I want to derive (not prove that this is true) the formula

$\max (x,y) = \dfrac{x + y + |y-x|}{2}$

I was reading a proof (which they have the result ahead of time already) that we do cases and then we consider $x + y + |y - x|$. I am not sure how they first came up with $x + y + |y - x|$ in the first place

$\endgroup$ 6

2 Answers

$\begingroup$

The value halfway between x and y is $$\frac{x+y}{2}.$$ If we want to add something to it to get to $\max \left( x,y \right)$, we would need to add the difference between $\max \left( x,y \right)$ and $\frac{x+y}{2}$. What is that value? well if $\max \left( x,y \right) = y$ then it is $$y- \frac{x+y }{2} = \frac{y-x }{2},$$ and if $\max \left( x,y \right) = x$ then it is $$x- \frac{x+y }{2} = \frac{x-y}{2}.$$

We know 2 things:

1. $x-y$ and $y-x$ are the same up to a change of sign.
2. the difference between the max and the middle is positive.

So,

$$\left| \frac{x-y}{2} \right|=\left| \frac{y-x}{2} \right|,$$

and whether $\max \left( x,y \right)$ is $x$ or $y$, you can add this amount to the value halfway between $x$ and $y$ to get $\max \left( x,y \right)$.

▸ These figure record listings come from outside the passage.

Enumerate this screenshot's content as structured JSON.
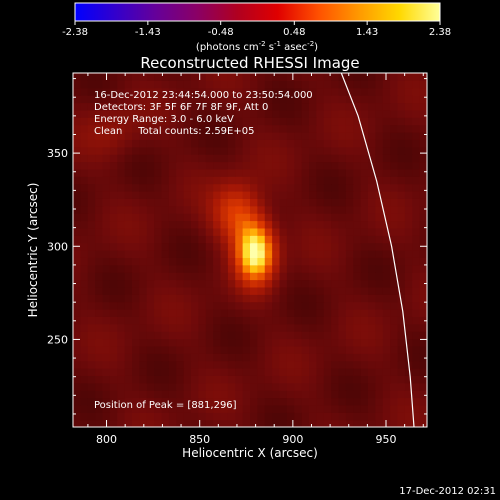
{
  "colorbar": {
    "tick_labels": [
      "-2.38",
      "-1.43",
      "-0.48",
      "0.48",
      "1.43",
      "2.38"
    ],
    "unit_main": "(photons cm",
    "unit_exp1": "-2",
    "unit_mid": " s",
    "unit_exp2": "-1",
    "unit_end": " asec",
    "unit_exp3": "-2",
    "unit_close": ")",
    "range": [
      -2.38,
      2.38
    ],
    "colors": [
      "#0000ff",
      "#3300cc",
      "#660099",
      "#8a0066",
      "#b00020",
      "#e00000",
      "#ff5000",
      "#ff9900",
      "#ffd800",
      "#ffff9a"
    ]
  },
  "chart_data": {
    "type": "heatmap",
    "title": "Reconstructed RHESSI Image",
    "xlabel": "Heliocentric X (arcsec)",
    "ylabel": "Heliocentric Y (arcsec)",
    "xlim": [
      782,
      972
    ],
    "ylim": [
      203,
      393
    ],
    "x_ticks": [
      800,
      850,
      900,
      950
    ],
    "y_ticks": [
      250,
      300,
      350
    ],
    "annotations": [
      "16-Dec-2012 23:44:54.000 to 23:50:54.000",
      "Detectors: 3F 5F 6F 7F 8F 9F, Att 0",
      "Energy Range: 3.0 - 6.0 keV",
      "Clean     Total counts: 2.59E+05"
    ],
    "peak_label": "Position of Peak = [881,296]",
    "peak": [
      881,
      296
    ],
    "limb_curve": [
      [
        926,
        393
      ],
      [
        935,
        370
      ],
      [
        945,
        335
      ],
      [
        953,
        300
      ],
      [
        959,
        265
      ],
      [
        963,
        230
      ],
      [
        965,
        203
      ]
    ],
    "sources": [
      {
        "x": 880,
        "y": 297,
        "sx": 7,
        "sy": 11,
        "amp": 1.0
      },
      {
        "x": 870,
        "y": 318,
        "sx": 9,
        "sy": 11,
        "amp": 0.45
      },
      {
        "x": 803,
        "y": 362,
        "sx": 10,
        "sy": 10,
        "amp": 0.12
      }
    ]
  },
  "footer": {
    "timestamp": "17-Dec-2012 02:31"
  }
}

This gives you the formula:

$$\max \left( x,y \right) = \frac{x+y + \left| x-y \right|}{2}.$$

$\endgroup$ 4 $\begingroup$

I expatiate on how this begets the formula for $\min(x,y) = -\max (-x,-y)$.

()

The smaller of the two numbers f and g is bigger when you reverse the sign. To recover the original number, one must again reverse the sign.

Videlicet, posit $y < x$. Ergo $\color{seagreen}{min(y, x) = y}$.
Modus operandi. Want $min(y, x) = y$ as a functin of $max(x,y)$.

$y < x \iff -y > -x$ ergo $-y$ is bigger. Ergo $max(-x, -y) = -y$.
To return to $\color{seagreen}{min(y, x) = y}$, reverse sign: $\color{magenta}{-}max(-x, -y) = \color{magenta}{-}-y$

$\endgroup$